For more information on dysautonomia and kids, visit http://www.dynainc.org/dysautonomia
This story is about a fainting goat. Partially written as a safe way to approach Dysautonomia awareness, it is meant to be simple and applicable in many situations. The ending is somewhat open to allow children to add their stories. See the suggested questions and activities that may be used with children to encourage dialogue, deeper thinking and creative solutions.
Max & Paxton
Max is a gray donkey. He is stubbornly protective over his best friend, Paxton. Paxton is a fainting goat. If he gets overly excited or scared, he falls over and looks like he has gone to sleep. Paxton always wakes up shortly after falling over. He knows that sometimes the other animals can be mean and laugh at him. They must not realize how scary it is to faint again and again.
Paxton has fine splotches of short, multicolor fur and sleepy eyes. He and Max live on a farm with all of the usual farm amenities. The farm has plenty of grass, hay, a warm barn and many other animals.
When Max trots on all four hooves, Paxton likes to ride along on his back. Paxton loves to jump, and he can get very excited. There is so much that Paxton wants to do. He has so many ideas. But again, Paxton is a fainting goat. This means that sometimes things do not go as planned.
Today, Max needs to go to town to sell some carrots for the farmer. Paxton, who loves to window shop at the market, begs Max to take him. He opens his droopy eyes as wide as he can, “Oooh, oooh, I want to go! Can I ride on your back?”
“No Paxton,” replied Max. “I’m riding the bicycle. Just wait here and I’ll be back in 10 minutes.”

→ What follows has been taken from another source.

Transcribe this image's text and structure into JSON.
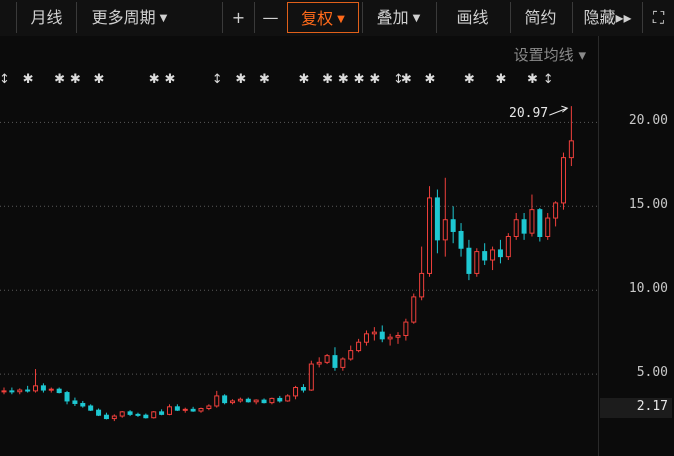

“Ooh, but I want to go with you. Please, please, please,” begged Paxton as he jumped up, down and all around the bicycle.
Max crossed his arms and rolled his eyes, but it was no use against Paxton’s begging. “Paxton, it’s very crowded and noisy at the market. If you had just let me leave 10 minutes ago, I’d already be back.”
“Pleeeeease,” cried Paxton.
“Fine,” answered a reluctant Max, “but you have to sit in the basket with the carrots.”
“Ooh, thank you. I’m so excited,” said Paxton as he leaped in the bicycle basket. Then he passed out from all the excitement, and Max peddled to town.
They arrived at the market and Max began to remove the carrots for sale.
“How much for the lazy goat in the basket?” asked one lady as she pointed to Paxton.
“He’s not lazy and he’s not for sale,” barked Max.
“What a terrible sales-donkey,” mumbled the lady as she walked away.
Max went about his business and sold most of the carrots. Unfortunately, there was one carrot that could not be sold because Paxton drooled on it.
Max peddled back to the farm. Just as the bicycle rolled onto the field, Paxton woke up. “Is it time to go to the market?” asked a foggy Paxton. “I’m so excited. Let’s go. Let’s go!”
Max broke the news to his little friend. “We already went and came back. Maybe you can go next time.”
“Not again,” sighed Paxton as he started gaining his balance in the basket. “What’s this?” he said, pulling out the unsold carrot. Paxton proudly exclaimed “Look Max, I found a carrot for you!” Paxton, fully pleased with himself, handed the carrot to Max.
“Thanks little buddy. It’s a great carrot.”
Questions for Activity/Discussion
- What should Paxton think or do when the other animals laugh at him?
- Why didn’t Max want to take Paxton to the market?
- Why did Max get so mad at the lady at the market?
- What can Paxton do to make sure that he doesn’t get hurt?
- What made the carrot at the end of the story so special?
- Have kids write their own short story about Max and Paxton. Ask them to include some of the other farm animals.